Just so, there are species of gardeners. We must dispense with the category of People With Gardeners, which is clearly not a subculture of gardeners at all, but rather of either the desperately busy, the desperately rich, or speedboat owners. Earth-Worshippers attend composting seminars, know the Latin names of plants and own more than 10 books on gardening (which they bought at a used bookstore). They throw around words like "ph levels" and "friendly insect applications" not to mention "community supported agricultural endeavors." They wear Birks with white socks, are serious Democrats and often don't get the point of a joke. In extreme cases, Earth-Worshippers may be caught stealing raked-up leaves from your yard to add to their compost, or stealthily leaving paper bags full of surplus zucchini in the back seats of strangers' cars at the Co-op (as if people who shop at the Co-op need any more zucchini). And Earth-Worshippers, in a criminal endeavor designed to invoke the wrath of people with some sense of color, plant orange wildflowers next to purple ones. Gack.

Then there are the Suburban Assault Forces, who own homes with rigid, prescribed beds, and plant the same annuals of the same color in the same place every single year. Their tools all look like murder weapons, and they violently chop their hedges flat on the top. They may pick up leaves on their lawn by hand, every day, or use the dreaded gas-powered air-blower to neaten things up. In extreme cases, these people may be seen laying out grids with sticks and string and planting their zinnias in perfect marching symmetry. Worst of all, the Suburban Assault Forces have junipers, and they are Republicans. Gack.

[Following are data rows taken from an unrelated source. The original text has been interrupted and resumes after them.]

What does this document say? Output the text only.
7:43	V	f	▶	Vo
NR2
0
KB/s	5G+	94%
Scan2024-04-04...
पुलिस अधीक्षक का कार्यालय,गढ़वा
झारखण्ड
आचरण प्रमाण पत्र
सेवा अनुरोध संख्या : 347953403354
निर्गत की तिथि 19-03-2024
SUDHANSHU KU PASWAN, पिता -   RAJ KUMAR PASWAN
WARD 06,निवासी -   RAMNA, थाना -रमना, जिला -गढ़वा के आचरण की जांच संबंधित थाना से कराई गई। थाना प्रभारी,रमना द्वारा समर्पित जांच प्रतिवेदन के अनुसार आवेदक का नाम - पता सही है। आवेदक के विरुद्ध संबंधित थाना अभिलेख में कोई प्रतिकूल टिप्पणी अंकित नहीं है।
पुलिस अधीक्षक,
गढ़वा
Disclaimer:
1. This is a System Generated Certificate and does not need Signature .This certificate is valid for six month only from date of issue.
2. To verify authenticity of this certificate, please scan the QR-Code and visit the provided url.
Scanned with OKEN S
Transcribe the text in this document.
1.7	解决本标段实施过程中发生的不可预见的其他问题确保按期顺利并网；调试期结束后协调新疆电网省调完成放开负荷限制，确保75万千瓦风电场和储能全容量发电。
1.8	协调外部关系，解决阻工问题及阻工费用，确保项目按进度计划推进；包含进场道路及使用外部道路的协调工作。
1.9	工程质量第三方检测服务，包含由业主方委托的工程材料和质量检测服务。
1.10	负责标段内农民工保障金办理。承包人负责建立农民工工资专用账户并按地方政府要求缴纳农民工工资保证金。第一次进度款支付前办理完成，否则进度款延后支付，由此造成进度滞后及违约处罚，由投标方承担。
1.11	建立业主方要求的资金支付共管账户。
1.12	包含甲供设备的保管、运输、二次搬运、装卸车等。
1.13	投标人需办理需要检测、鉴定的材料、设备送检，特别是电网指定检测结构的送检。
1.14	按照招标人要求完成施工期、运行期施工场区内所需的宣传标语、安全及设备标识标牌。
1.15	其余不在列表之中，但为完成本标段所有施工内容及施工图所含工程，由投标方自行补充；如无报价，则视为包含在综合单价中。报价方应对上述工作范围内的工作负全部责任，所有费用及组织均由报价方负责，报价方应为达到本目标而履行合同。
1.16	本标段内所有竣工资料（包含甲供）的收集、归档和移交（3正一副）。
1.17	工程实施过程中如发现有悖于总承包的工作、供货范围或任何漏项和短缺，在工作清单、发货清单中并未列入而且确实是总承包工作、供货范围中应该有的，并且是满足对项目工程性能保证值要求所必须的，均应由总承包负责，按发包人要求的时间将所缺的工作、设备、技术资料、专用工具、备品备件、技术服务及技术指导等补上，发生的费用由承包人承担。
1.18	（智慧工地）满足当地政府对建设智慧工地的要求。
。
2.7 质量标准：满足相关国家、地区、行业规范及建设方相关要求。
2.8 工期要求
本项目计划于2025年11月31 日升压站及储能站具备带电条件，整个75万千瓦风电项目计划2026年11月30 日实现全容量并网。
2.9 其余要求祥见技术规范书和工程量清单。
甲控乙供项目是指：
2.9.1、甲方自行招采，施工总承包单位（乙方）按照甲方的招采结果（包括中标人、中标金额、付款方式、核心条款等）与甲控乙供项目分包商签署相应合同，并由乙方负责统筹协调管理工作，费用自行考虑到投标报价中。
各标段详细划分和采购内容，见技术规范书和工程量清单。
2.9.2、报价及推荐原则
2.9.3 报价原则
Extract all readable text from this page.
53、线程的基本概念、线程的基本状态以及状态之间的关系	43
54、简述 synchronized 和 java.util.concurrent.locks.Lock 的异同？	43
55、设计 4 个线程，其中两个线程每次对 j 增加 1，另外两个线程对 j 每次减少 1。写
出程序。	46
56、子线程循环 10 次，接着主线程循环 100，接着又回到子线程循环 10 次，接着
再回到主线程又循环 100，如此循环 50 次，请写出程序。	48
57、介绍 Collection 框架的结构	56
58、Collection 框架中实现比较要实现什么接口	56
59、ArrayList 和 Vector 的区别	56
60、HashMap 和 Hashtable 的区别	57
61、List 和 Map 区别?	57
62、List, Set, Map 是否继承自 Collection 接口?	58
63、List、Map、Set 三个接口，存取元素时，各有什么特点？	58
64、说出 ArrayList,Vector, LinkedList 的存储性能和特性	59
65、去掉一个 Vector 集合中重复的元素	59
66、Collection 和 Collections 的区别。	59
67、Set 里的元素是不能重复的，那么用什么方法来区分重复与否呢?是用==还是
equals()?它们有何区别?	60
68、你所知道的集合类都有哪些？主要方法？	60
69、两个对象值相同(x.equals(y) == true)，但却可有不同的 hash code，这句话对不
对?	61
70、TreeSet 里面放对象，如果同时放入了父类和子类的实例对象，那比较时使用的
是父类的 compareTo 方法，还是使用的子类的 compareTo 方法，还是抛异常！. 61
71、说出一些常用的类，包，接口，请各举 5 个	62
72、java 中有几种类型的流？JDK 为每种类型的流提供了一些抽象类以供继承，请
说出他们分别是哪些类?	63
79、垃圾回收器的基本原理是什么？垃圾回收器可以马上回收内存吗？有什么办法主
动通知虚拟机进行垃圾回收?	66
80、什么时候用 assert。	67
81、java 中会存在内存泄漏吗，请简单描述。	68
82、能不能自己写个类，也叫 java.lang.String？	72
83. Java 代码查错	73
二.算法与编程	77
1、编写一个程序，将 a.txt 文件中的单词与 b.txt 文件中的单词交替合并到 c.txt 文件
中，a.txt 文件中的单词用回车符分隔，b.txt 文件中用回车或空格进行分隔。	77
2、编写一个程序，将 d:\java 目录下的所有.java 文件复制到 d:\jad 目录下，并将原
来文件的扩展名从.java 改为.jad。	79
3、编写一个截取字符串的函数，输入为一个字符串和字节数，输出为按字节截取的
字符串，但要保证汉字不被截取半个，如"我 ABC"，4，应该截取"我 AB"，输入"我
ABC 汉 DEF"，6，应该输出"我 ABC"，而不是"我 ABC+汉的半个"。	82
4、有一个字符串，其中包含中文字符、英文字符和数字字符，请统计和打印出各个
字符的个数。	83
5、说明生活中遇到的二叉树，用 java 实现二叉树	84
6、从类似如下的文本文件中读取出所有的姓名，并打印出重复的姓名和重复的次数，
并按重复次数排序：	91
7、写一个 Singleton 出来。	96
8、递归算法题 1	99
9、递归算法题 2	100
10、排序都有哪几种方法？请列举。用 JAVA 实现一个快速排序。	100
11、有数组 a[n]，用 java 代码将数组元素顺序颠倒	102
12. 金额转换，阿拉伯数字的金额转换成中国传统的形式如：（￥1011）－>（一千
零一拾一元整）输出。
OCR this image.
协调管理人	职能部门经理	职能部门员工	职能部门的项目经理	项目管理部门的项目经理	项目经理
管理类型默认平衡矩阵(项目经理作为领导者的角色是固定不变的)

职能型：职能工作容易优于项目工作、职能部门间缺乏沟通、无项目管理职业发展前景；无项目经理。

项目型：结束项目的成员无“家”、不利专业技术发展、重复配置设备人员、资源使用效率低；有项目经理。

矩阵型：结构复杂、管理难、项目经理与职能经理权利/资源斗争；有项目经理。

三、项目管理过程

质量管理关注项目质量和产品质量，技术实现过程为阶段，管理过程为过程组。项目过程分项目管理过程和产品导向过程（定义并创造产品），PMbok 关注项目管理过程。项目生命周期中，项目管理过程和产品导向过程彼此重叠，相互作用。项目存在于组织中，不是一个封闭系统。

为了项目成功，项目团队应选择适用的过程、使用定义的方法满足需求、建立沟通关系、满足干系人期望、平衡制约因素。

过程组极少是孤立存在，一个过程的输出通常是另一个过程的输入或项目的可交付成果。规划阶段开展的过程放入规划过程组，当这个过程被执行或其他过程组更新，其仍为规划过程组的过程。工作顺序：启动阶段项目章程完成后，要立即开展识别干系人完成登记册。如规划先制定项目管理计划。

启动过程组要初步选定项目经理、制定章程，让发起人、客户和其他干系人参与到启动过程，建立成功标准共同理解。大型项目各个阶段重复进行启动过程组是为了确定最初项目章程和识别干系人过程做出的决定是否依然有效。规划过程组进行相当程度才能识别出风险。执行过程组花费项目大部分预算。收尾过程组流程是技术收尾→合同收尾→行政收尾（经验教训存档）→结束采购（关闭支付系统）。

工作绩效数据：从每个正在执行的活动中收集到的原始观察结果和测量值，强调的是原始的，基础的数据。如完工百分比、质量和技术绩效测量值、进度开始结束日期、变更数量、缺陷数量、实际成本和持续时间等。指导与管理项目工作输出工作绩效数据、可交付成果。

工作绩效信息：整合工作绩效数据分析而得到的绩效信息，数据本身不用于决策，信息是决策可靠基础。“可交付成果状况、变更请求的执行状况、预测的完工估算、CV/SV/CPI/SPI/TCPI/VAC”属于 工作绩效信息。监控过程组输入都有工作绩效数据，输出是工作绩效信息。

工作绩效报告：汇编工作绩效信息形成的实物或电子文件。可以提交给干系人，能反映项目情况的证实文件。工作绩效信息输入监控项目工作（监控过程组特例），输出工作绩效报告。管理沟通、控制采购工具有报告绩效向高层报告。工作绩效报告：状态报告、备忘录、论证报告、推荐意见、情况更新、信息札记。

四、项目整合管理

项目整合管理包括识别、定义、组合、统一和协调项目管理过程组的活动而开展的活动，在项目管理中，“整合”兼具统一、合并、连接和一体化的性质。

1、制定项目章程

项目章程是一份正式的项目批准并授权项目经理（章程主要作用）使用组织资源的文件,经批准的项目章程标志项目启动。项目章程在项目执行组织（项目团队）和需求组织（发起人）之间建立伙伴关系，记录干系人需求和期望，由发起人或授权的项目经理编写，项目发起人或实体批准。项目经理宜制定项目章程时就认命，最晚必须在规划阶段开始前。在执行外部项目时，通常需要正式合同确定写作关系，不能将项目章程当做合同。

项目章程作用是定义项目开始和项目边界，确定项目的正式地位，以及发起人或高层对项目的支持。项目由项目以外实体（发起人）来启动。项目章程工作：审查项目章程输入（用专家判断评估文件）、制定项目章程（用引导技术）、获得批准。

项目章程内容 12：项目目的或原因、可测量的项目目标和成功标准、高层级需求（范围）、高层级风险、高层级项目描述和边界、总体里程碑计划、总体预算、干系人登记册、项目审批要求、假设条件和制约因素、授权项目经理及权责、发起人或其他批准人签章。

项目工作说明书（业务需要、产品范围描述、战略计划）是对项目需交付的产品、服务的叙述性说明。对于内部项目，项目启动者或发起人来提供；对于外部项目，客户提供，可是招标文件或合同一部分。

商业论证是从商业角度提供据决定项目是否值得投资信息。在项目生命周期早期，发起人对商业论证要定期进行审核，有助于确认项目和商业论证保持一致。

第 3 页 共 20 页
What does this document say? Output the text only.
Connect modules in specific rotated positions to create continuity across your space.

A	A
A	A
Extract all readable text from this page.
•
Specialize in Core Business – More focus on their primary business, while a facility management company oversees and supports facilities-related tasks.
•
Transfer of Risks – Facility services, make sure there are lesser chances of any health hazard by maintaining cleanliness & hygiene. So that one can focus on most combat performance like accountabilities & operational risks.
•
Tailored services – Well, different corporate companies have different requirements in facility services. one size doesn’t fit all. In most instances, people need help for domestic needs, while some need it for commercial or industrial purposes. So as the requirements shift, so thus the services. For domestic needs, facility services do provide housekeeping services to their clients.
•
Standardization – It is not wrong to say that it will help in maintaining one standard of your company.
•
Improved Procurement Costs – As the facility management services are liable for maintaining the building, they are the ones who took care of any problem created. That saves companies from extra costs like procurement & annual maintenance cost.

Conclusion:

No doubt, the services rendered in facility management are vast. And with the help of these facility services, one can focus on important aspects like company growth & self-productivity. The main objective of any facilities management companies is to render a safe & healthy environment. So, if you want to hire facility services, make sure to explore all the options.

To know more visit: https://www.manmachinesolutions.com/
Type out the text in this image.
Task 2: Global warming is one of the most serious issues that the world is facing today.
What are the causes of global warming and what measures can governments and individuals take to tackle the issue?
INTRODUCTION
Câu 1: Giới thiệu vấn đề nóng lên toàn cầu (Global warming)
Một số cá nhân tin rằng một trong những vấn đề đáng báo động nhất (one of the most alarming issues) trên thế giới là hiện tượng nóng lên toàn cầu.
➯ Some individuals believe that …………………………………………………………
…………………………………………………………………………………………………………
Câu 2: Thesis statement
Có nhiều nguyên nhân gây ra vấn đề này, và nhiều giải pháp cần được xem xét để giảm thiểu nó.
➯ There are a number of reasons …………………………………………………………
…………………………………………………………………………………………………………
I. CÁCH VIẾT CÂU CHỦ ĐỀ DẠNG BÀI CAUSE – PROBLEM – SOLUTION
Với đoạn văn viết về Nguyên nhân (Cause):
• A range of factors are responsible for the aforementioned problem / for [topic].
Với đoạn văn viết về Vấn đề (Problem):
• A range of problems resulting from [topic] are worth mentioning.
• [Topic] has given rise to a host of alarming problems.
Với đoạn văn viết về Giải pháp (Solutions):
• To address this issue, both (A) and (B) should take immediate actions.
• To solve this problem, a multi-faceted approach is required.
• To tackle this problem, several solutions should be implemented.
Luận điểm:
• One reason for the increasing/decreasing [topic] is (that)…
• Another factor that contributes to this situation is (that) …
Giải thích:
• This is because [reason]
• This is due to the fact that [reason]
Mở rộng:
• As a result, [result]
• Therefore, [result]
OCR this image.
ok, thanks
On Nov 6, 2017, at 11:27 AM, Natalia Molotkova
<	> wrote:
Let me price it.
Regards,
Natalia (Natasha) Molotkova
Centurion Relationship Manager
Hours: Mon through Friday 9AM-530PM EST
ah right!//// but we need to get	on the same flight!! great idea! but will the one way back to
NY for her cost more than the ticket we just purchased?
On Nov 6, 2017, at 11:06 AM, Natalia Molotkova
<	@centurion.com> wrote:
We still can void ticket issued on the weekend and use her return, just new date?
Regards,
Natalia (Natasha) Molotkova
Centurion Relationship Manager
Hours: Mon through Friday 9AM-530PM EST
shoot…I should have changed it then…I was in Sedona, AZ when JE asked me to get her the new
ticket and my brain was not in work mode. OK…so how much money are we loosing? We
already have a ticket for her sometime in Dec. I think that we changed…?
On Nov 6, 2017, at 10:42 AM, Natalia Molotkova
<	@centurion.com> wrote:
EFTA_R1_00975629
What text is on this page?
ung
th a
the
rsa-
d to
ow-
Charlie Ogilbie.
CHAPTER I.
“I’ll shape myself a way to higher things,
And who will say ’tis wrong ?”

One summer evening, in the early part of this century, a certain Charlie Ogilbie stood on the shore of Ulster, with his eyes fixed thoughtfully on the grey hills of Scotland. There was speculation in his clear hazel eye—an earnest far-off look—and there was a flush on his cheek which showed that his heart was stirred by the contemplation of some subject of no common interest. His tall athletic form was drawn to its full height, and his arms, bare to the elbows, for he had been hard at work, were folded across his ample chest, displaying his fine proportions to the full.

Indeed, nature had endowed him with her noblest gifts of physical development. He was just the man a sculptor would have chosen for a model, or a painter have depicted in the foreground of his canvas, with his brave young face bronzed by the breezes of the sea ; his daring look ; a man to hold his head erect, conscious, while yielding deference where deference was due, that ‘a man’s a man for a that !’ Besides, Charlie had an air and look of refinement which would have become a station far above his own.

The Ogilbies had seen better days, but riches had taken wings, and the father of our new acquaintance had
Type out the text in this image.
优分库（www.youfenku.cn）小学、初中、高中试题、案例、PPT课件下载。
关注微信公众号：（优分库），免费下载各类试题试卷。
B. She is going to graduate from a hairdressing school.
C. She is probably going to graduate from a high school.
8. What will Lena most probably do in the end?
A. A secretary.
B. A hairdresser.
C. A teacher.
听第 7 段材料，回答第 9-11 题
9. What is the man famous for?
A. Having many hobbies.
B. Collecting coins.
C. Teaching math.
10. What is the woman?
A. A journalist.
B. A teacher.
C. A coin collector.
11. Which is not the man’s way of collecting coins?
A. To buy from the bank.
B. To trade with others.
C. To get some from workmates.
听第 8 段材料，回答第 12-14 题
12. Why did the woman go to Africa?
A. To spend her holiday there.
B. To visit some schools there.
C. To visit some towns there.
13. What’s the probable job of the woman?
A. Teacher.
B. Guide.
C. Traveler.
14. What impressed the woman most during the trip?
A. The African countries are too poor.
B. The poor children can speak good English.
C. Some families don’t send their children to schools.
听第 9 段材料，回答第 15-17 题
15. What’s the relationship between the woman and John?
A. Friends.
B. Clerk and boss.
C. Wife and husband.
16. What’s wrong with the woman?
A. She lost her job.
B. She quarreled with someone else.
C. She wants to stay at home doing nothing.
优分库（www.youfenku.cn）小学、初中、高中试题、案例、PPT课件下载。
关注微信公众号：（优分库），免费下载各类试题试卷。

Weed Farmers, another category, cultivate dry dirt and have old appliances in the side yard. You know. Gack, and don't forget to send them a voter registration card.

One of my favorite types are the Insanely Rich and Organized, with their gleaming shovels from Smith & Hawken which they actually wash before putting away in a the exact right place. The I.R.&O. are really quite charming because they want to do everything right, often with great success, mostly due to the fact they can cruise down to FarWest Landscape in their Beemers and buy 27 matching daylilies at $15.99 apiece, all at once. Who knows their political affiliation-they're always out of town on election day anyway.

And then you have your Real Gardeners, like me. Our gardens are enthusiastic perpetual works-in-progress. We kill a lot of stuff through experimentation and ignorance. We usually buy our annuals at Freddy's, put our pruners away dirty and get bored by the end of July because nothing looks fresh anymore. We plant things we remember our mothers planting, even if she lived in Tahiti. We own only the Western Garden Book, which we had to buy as a botany textbook in college. It takes us years to figure out flowers look best when the same kind are all planted together, and when planted in odds; sometimes our tall (gasp) are at the front of the border and our mediums in the back. Politically, we're Unitarian. We really don't give a rat's ass how our houses look in winter-we're in it for the gripping gratification of a wildly blooming spring and early summer. Our crime? We use too much Miracle-Gro.

It is my humble opinion that we are the real gardeners. Unafraid, we slog right out there and stick our hands in the proverbial dirt. Insanely observant of other people's yards, we try what looks good to us, then stick it in the ground and watch. Sometimes it's hard to give up on our impractical favorites, and we only throw in the towel when at least 17 summers of dead experiments have defeated us.

So this year, my 18th in Boise, my yard will look the best yet. I'll plant clumps of nine or 13 of the same damned thing instead of a straggly petunia here and there. I will never again try to grow those hanging tropical fuschias, and I will grow more lavender and coneflowers and things that don't need much water. I'll even dilute the damned Miracle-Gro and cut roses just above a five-leaf formation, I swear, on the freakin' diagonal.

Earth-Worshippers will probably disapprove of the purchased bags of dirt on my deck, but they'll take mental notes on my bright blue bed of delphinium, foxglove and African daisies. The Suburban Assault Forces will sneer at the asymmetry of my clearly-unplanned plots, but I figure they are secretly jealous of my climbing roses and clematis with blooms the size of an elephant's foot. Neither the Weed Farmers nor the Insanely Organized will pay one scrap of attention to my yard, but who needs them, anyway. Because my garden produces huge bouquets of my own flowers, week after week, and my dining room table, front hall, kitchen and hearth burst with blooming vases all summer. Now that's real gardening, in my world.